The Board of Deputies, Community Security Trust and the Jewish Leadership Council said they have been watching the debate on the issue for six-years prior to its signing in Luxembourg by EU member states and have been expressing their views to British and European minister.
"We were disappointed that the Decision fails to mention the growth of anti-Semitism, which European Jewish communities have argued should be included in the text," the groups said in a joint statement.
Holocaust denial is set to be a crime where it is part of an incitement to hatred or violence but will be left to member states to decide how they implement the law.

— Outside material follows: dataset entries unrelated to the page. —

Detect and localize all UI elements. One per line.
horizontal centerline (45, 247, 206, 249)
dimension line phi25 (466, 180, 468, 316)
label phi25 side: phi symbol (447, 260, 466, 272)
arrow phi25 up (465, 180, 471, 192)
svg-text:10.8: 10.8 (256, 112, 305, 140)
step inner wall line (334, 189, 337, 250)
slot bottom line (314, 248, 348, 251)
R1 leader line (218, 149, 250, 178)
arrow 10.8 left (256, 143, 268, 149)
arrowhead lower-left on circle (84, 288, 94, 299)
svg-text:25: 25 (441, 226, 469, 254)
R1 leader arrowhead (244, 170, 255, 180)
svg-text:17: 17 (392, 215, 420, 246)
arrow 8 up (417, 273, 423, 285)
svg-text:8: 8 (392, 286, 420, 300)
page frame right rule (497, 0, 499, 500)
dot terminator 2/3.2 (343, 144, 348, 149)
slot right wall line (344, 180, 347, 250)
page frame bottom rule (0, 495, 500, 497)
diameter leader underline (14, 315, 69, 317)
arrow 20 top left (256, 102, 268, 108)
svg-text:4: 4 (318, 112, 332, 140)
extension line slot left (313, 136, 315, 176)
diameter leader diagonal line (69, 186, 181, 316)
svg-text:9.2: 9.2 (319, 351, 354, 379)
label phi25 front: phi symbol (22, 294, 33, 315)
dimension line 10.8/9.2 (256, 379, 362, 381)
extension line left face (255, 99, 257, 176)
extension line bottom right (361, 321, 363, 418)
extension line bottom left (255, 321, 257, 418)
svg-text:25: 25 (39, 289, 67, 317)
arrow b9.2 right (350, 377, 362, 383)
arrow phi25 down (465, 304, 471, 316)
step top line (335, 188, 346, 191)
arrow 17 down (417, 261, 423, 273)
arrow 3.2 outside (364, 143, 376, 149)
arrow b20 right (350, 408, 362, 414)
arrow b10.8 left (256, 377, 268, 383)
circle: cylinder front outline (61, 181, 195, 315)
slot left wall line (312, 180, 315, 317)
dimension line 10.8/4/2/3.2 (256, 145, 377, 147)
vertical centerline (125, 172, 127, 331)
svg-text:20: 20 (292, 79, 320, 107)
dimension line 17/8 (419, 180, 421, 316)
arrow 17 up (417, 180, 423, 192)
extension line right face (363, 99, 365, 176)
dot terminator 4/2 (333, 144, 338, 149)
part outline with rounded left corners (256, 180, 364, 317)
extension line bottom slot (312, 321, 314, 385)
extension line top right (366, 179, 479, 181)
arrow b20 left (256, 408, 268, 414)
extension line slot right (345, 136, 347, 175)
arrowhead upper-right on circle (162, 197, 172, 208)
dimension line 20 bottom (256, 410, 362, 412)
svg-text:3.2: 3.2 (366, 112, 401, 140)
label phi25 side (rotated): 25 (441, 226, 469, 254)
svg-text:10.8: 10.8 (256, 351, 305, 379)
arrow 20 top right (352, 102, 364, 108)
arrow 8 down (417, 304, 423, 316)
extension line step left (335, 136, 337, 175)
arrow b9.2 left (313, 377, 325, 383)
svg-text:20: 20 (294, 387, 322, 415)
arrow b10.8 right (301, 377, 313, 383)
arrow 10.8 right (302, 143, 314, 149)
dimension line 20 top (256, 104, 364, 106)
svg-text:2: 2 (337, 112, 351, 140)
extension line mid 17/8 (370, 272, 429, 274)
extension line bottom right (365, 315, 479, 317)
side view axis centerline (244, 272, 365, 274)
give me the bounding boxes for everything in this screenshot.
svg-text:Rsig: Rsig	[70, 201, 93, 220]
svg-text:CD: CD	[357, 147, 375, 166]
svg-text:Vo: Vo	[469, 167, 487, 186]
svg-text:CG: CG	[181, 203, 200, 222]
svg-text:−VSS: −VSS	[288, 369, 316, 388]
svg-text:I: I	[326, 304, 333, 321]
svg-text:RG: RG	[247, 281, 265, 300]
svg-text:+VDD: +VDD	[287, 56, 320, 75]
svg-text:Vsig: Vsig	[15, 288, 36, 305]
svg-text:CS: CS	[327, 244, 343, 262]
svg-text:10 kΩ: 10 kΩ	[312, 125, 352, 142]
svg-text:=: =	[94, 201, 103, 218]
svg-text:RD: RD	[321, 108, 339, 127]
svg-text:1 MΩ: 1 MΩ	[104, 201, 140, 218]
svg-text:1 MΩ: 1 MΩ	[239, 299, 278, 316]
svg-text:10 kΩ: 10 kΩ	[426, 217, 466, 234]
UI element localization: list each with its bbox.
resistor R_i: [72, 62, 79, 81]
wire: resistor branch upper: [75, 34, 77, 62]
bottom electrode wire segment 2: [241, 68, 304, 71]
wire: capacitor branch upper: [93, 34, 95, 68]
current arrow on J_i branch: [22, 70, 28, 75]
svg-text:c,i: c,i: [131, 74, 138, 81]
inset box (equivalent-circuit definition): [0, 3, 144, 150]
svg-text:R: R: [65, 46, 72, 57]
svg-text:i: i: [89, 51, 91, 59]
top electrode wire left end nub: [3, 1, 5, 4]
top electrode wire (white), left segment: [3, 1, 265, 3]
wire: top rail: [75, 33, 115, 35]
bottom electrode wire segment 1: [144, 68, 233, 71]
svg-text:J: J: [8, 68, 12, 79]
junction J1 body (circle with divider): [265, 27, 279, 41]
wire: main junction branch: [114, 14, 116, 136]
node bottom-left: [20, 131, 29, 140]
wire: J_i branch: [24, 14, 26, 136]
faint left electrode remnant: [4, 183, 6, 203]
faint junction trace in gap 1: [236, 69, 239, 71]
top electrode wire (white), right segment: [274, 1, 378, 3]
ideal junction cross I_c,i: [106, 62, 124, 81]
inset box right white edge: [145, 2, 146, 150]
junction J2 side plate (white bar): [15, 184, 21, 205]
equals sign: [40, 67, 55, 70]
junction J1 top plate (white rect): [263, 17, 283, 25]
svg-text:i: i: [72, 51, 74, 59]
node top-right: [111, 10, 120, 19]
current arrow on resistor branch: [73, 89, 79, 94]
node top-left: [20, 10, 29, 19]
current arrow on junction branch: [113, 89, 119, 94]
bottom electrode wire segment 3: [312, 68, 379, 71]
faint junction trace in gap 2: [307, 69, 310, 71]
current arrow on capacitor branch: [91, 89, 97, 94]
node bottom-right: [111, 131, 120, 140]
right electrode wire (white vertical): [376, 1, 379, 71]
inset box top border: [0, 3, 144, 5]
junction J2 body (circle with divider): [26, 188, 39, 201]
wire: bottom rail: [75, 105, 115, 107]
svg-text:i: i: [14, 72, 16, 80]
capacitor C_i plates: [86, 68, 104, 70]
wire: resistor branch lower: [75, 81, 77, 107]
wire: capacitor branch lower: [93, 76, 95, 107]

"In reality, the decision will mean little change for the UK, as it follows closely the British approach, which is to criminalise incitement to racial and religious hatred. It does however add criminal sanctions against denial or trivialisation of the Holocaust, which the British government and the Board of Deputies have argued is unnecessary in the UK legal context," the groups added.
Karen Pollock, chief executive of the Holocaust Educational Trust, raised her concern over the planned new laws. "While legislation against Holocaust denial is fitting and effective in Germany and Austria, we do not believe it is needed in the UK," she said. "Existing legislation in this country outlawing 'incitement to racial hatred' is enough to cover most situations in which Holocaust Denial rhetoric is articulated and there is a danger that further legislation could bring people on the fringes of society onto the centre stage."
Meanwhile, The European Jewish Congress, an umbrella Euro Jewish organisation added its concern of anti-Semitism being left out: "As anti-Semitic attacks are again on the rise in Europe, the EJC would have hoped that this initiative which was rejected once before in 2003 would have at least included some overt reference to anti-Semitism."
A spokesman told European Jewish Press: "Anti-Semitism is the oldest form of racism in Europe and is nowhere near from disappearing. Europe has a special historic responsibility to combat anti-Semitism, and it is a shame that the final version of the Framework Decision did not include this".